For those who are not familiar with Spencer’s unorthodox work, the adaptation of biblical stories to a familiar socio-temporal iconography was an idiosyncratic part of his oeuvre. Some of his most famous paintings present religious scenes through the lens of the historic Thames-side village in which he grew up, most notably The Resurrection in Cookham Churchyard (1924-7), which depicts Stanley’s contemporaries rising from the dead at the graveyard of the local Holy Trinity Church.
Spencer is also known for his more provocative works. His paintings have sparked controversy as recently as 2023, when Love Among the Nations (1935) was deemed too “racist” to keep on show at the Fitzwilliam Museum in Cambridge.

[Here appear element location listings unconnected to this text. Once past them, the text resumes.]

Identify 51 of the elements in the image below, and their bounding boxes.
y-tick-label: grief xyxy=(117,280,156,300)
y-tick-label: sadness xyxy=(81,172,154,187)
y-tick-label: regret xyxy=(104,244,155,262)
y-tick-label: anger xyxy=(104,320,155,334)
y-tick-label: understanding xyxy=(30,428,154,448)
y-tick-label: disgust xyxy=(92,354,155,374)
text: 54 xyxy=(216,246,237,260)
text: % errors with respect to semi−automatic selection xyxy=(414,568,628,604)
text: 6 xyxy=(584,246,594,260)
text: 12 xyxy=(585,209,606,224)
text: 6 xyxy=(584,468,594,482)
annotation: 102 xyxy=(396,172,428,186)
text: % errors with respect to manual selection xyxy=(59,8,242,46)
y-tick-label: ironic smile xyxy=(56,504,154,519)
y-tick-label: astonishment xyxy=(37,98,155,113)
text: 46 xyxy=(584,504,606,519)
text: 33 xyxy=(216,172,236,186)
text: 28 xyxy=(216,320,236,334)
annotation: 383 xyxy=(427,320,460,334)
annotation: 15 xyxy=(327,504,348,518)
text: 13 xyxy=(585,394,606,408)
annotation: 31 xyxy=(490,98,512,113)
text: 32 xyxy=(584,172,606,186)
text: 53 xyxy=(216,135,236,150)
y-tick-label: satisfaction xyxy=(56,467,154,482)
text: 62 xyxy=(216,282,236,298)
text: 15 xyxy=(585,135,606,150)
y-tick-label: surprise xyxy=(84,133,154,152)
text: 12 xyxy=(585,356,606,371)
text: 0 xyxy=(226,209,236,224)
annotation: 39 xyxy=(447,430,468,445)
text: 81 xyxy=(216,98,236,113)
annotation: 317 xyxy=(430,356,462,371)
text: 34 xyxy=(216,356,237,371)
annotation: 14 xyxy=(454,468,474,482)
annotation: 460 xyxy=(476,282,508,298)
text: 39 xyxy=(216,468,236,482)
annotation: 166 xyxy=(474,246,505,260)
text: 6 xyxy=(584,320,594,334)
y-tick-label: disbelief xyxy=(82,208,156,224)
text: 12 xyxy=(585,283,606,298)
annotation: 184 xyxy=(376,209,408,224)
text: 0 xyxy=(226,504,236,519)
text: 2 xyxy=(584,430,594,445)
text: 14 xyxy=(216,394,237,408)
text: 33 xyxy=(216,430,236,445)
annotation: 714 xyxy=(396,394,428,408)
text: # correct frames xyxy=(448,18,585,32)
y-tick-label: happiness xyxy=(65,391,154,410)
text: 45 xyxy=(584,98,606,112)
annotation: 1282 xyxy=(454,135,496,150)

Curator Dr Amy Lim succinctly sums up the artistic world of Stanley Spencer as “God, sex and Cookham”. He considered the village in which he grew up to be a “Holy Suburb of Heaven” and often used his childhood memories as fodder for creative inspiration.
This directs us back to the centrepiece of the Spencer Gallery’s summer exhibition, which draws on the artist’s recollection of the Cookham Regatta, a bustling social event that took place on Ascot Sunday to conclude the week of races in June. At its peak in 1890, the regatta was attended by 10,000 people, and the popularity of boating on the Thames is reflected in contemporary literature such as Jerome K Jerome’s Three Men in a Boat (1889) and Kenneth Grahame’s The Wind in the Willows (1908), which was written in the nearby Cookham Dean. The Spencer family’s keen interest in the festivities is documented by Spencer’s brother Gilbert who recalled “how the gentry and their ladies in their evening clothes joined in with the hoi polloi … the mix-up was attractive and complete”.

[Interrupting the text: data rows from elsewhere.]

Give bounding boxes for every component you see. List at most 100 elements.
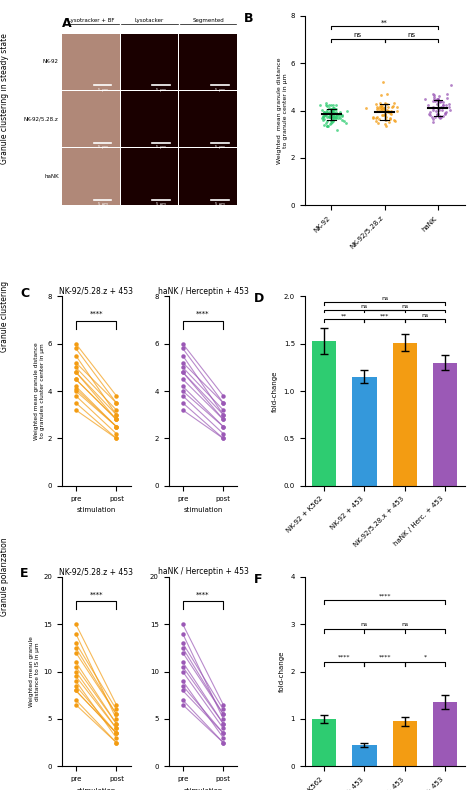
Point [434,95,442,107]
Point [382,114,390,126]
Point [378,99,385,111]
Point [381,109,388,122]
Text: 5 μm: 5 μm [156,202,166,206]
Point [327,116,335,129]
Point [328,107,336,120]
Point [323,104,331,117]
Point [381,101,388,114]
Point [320,113,328,126]
Title: haNK / Herceptin + 453: haNK / Herceptin + 453 [157,287,248,295]
Point [437,94,445,107]
Point [383,88,391,100]
Bar [62,149,119,205]
Y-axis label: fold-change: fold-change [279,651,285,692]
Point [433,107,441,120]
Point [384,105,392,118]
Bar [180,91,237,147]
Point [320,106,328,118]
Point [380,103,387,116]
Text: 5 μm: 5 μm [98,202,108,206]
Point [316,99,324,111]
Text: E: E [20,567,29,581]
Point [319,109,327,122]
Point [439,96,447,108]
Point [430,92,438,105]
Bar [121,91,178,147]
Point [391,96,398,109]
Point [326,107,333,119]
Point [328,111,335,123]
Point [329,113,337,126]
Point [382,97,389,110]
Text: Lysotracker + BF: Lysotracker + BF [68,17,114,23]
Point [338,110,346,122]
Point [385,105,392,118]
Text: ***: *** [380,313,389,318]
Y-axis label: Weighted mean granule distance
to granules cluster center in μm: Weighted mean granule distance to granul… [34,342,45,440]
Point [325,107,332,119]
Point [338,114,346,126]
Text: Segmented: Segmented [192,17,224,23]
Text: ****: **** [196,311,210,317]
Point [429,88,437,100]
Point [429,113,437,126]
Point [382,120,390,133]
Point [330,111,337,124]
Text: ****: **** [338,655,350,660]
Point [383,104,391,117]
Text: ns: ns [361,303,368,309]
Point [434,92,442,105]
Point [340,115,348,128]
Point [320,118,328,131]
Point [375,105,383,118]
Point [426,107,433,120]
Point [389,100,397,112]
Point [439,99,447,111]
Point [429,102,437,115]
Point [322,109,330,122]
Point [329,113,337,126]
Text: F: F [254,573,262,586]
Point [436,110,444,122]
Text: B: B [244,12,254,25]
Point [328,105,336,118]
Text: ns: ns [401,622,409,626]
Text: ns: ns [354,32,362,38]
Text: Lysotacker: Lysotacker [135,17,164,23]
Text: ns: ns [401,303,409,309]
X-axis label: stimulation: stimulation [183,507,223,513]
Point [342,116,349,129]
Point [369,112,376,125]
Point [431,95,438,107]
Point [324,119,332,132]
Point [329,102,337,115]
Point [434,102,442,115]
Text: NK-92: NK-92 [43,59,59,64]
Text: C: C [20,287,29,300]
Text: Granule polarization: Granule polarization [0,537,9,616]
Text: 5 μm: 5 μm [215,202,225,206]
Text: haNK: haNK [44,174,59,179]
Point [329,107,337,120]
Point [318,112,326,125]
Point [326,111,334,123]
Point [436,90,443,103]
Point [338,108,346,121]
Point [336,108,343,121]
Point [333,123,341,136]
Text: Granule clustering in steady state: Granule clustering in steady state [0,33,9,164]
Point [344,105,351,118]
Point [324,115,331,127]
Point [376,100,384,113]
Bar [433,702,457,766]
Text: ****: **** [90,311,103,317]
Point [385,116,393,129]
Point [433,98,440,111]
Title: NK-92/5.28.z + 453: NK-92/5.28.z + 453 [59,567,133,576]
Point [374,103,381,115]
Point [373,98,380,111]
Point [329,111,337,123]
Point [328,106,336,118]
Point [335,110,343,122]
Point [332,107,340,120]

Spencer funnelled his whole imaginative world into this last great painting. His writings record that he stayed up sketching until four in the morning, and one of the studies on show was drawn on loo paper – it seems there wasn’t a moment when he wasn’t thinking about Christ Preaching. Unfortunately, Spencer was fiscally irresponsible and romantically indecisive (he at one point had two wives simultaneously, and ended up divorcing both). This meant that he spent the final decade of his life fulfilling commissions in order to support himself, rather than working on his less commercial passion project.

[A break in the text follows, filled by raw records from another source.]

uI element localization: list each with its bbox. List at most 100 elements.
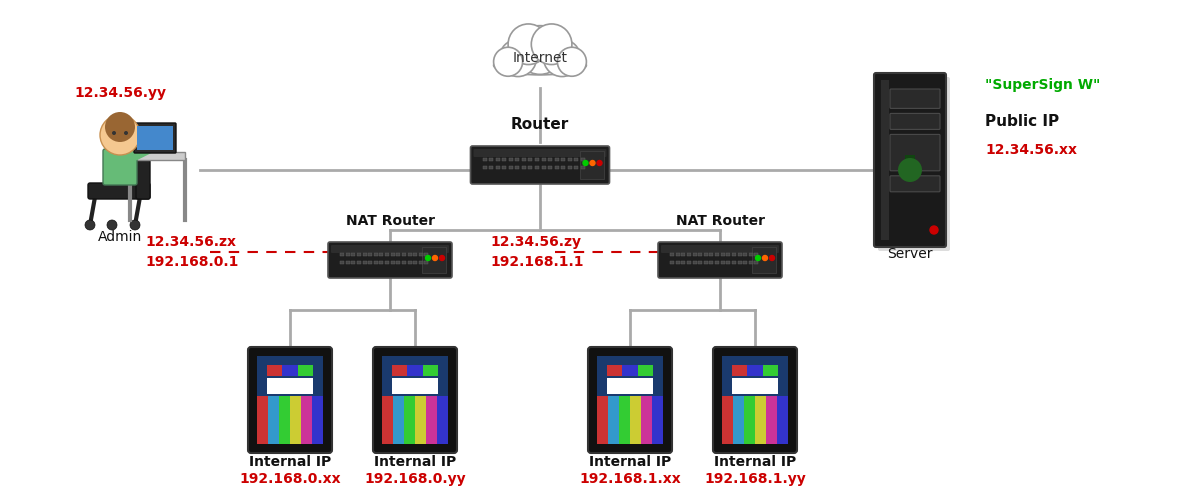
- Bar: [676, 253, 679, 256]
- Bar: [528, 158, 533, 161]
- Bar: [356, 253, 361, 256]
- Text: 12.34.56.zx: 12.34.56.zx: [145, 235, 236, 249]
- Bar: [346, 261, 349, 264]
- FancyBboxPatch shape: [88, 183, 150, 199]
- Bar: [535, 166, 539, 169]
- Circle shape: [544, 40, 581, 76]
- Bar: [282, 365, 298, 376]
- Bar: [619, 396, 630, 444]
- Text: NAT Router: NAT Router: [676, 214, 764, 228]
- Circle shape: [762, 256, 768, 260]
- Bar: [340, 261, 344, 264]
- Bar: [419, 261, 422, 264]
- Bar: [692, 261, 696, 264]
- Text: 192.168.1.xx: 192.168.1.xx: [580, 472, 680, 486]
- Bar: [379, 261, 383, 264]
- Bar: [715, 261, 719, 264]
- FancyBboxPatch shape: [713, 347, 797, 453]
- Bar: [630, 396, 641, 444]
- Circle shape: [130, 220, 140, 230]
- FancyBboxPatch shape: [134, 123, 176, 153]
- Bar: [502, 166, 506, 169]
- Bar: [548, 166, 552, 169]
- Bar: [515, 166, 520, 169]
- Bar: [413, 253, 418, 256]
- Bar: [641, 396, 652, 444]
- Text: 12.34.56.zy: 12.34.56.zy: [490, 235, 581, 249]
- Circle shape: [557, 48, 587, 76]
- FancyBboxPatch shape: [248, 347, 332, 453]
- Bar: [686, 253, 691, 256]
- Bar: [743, 253, 748, 256]
- FancyBboxPatch shape: [658, 242, 782, 278]
- Circle shape: [124, 131, 128, 135]
- Circle shape: [898, 158, 922, 182]
- Circle shape: [590, 160, 595, 166]
- Bar: [419, 253, 422, 256]
- Text: Internet: Internet: [512, 51, 568, 65]
- Text: 192.168.0.1: 192.168.0.1: [145, 255, 239, 269]
- Bar: [373, 253, 378, 256]
- Bar: [721, 253, 725, 256]
- Bar: [703, 253, 708, 256]
- Bar: [709, 261, 713, 264]
- Bar: [391, 253, 395, 256]
- FancyBboxPatch shape: [328, 242, 452, 278]
- Bar: [407, 365, 422, 376]
- Text: Internal IP: Internal IP: [589, 455, 671, 469]
- Bar: [396, 261, 401, 264]
- Bar: [698, 261, 702, 264]
- Bar: [515, 158, 520, 161]
- Text: Internal IP: Internal IP: [714, 455, 796, 469]
- Bar: [562, 166, 565, 169]
- Bar: [268, 396, 278, 444]
- Bar: [110, 152, 185, 160]
- FancyBboxPatch shape: [470, 146, 610, 184]
- Bar: [670, 253, 674, 256]
- Text: Public IP: Public IP: [985, 114, 1060, 130]
- Bar: [722, 396, 733, 444]
- Bar: [340, 253, 344, 256]
- Text: "SuperSign W": "SuperSign W": [985, 78, 1100, 92]
- Bar: [682, 261, 685, 264]
- Bar: [290, 396, 301, 444]
- Bar: [562, 158, 565, 161]
- Bar: [482, 158, 486, 161]
- FancyBboxPatch shape: [890, 176, 940, 192]
- Bar: [394, 396, 404, 444]
- Bar: [385, 261, 389, 264]
- Bar: [373, 261, 378, 264]
- Bar: [637, 365, 653, 376]
- Bar: [575, 166, 578, 169]
- FancyBboxPatch shape: [136, 140, 150, 199]
- Bar: [698, 253, 702, 256]
- Bar: [385, 253, 389, 256]
- Bar: [607, 365, 623, 376]
- Bar: [422, 247, 446, 273]
- Bar: [509, 158, 512, 161]
- Bar: [396, 253, 401, 256]
- FancyBboxPatch shape: [373, 347, 457, 453]
- Text: 12.34.56.xx: 12.34.56.xx: [985, 143, 1078, 157]
- Bar: [425, 253, 428, 256]
- Bar: [502, 158, 506, 161]
- Bar: [722, 356, 788, 444]
- Bar: [437, 396, 448, 444]
- Bar: [402, 253, 406, 256]
- FancyBboxPatch shape: [331, 245, 449, 253]
- Circle shape: [508, 24, 548, 64]
- Bar: [425, 261, 428, 264]
- Bar: [528, 166, 533, 169]
- Bar: [413, 261, 418, 264]
- Bar: [404, 396, 415, 444]
- Bar: [257, 356, 323, 444]
- Bar: [598, 396, 608, 444]
- Text: 192.168.1.yy: 192.168.1.yy: [704, 472, 806, 486]
- FancyBboxPatch shape: [890, 134, 940, 171]
- Bar: [752, 247, 776, 273]
- Bar: [257, 396, 268, 444]
- Bar: [298, 365, 313, 376]
- Bar: [368, 261, 372, 264]
- Bar: [522, 158, 526, 161]
- Circle shape: [598, 160, 602, 166]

Spencer’s tableau Dinner on the Hotel Lawn (1956-7) is one-part surrealist, one-part Botticelli, and two-parts mad. If this picture, on loan to the Stanley Spencer Gallery from the Tate, is anything to go by, the finished version of Christ Preaching at Cookham Regatta may even have rivalled his paintings at the Sandham Memorial Chapel in Burghclere for a position to be his masterpiece. When Spencer died, he had completed three-fifths of the canvas; his patron Viscount Astor bought the unfinished painting and exhibited it at the 1960 Royal Academy Summer Exhibition, where it was praised as “the epitaph of Genius”.
The Stanley Spencer Gallery was founded soon after this in 1962, in a converted Methodist chapel that Spencer used to attend with his mother. The gallery is run entirely by volunteers, who are admirably dedicated to upholding the legacy of this local artist. From the talented and exceptionally knowledgeable Lim, to the wonderful trustees who get involved in the intricacies of gallery logistics (right down to designing the tote bags) – it is impressive to see the community coming together to celebrate this kooky Cookham disciple.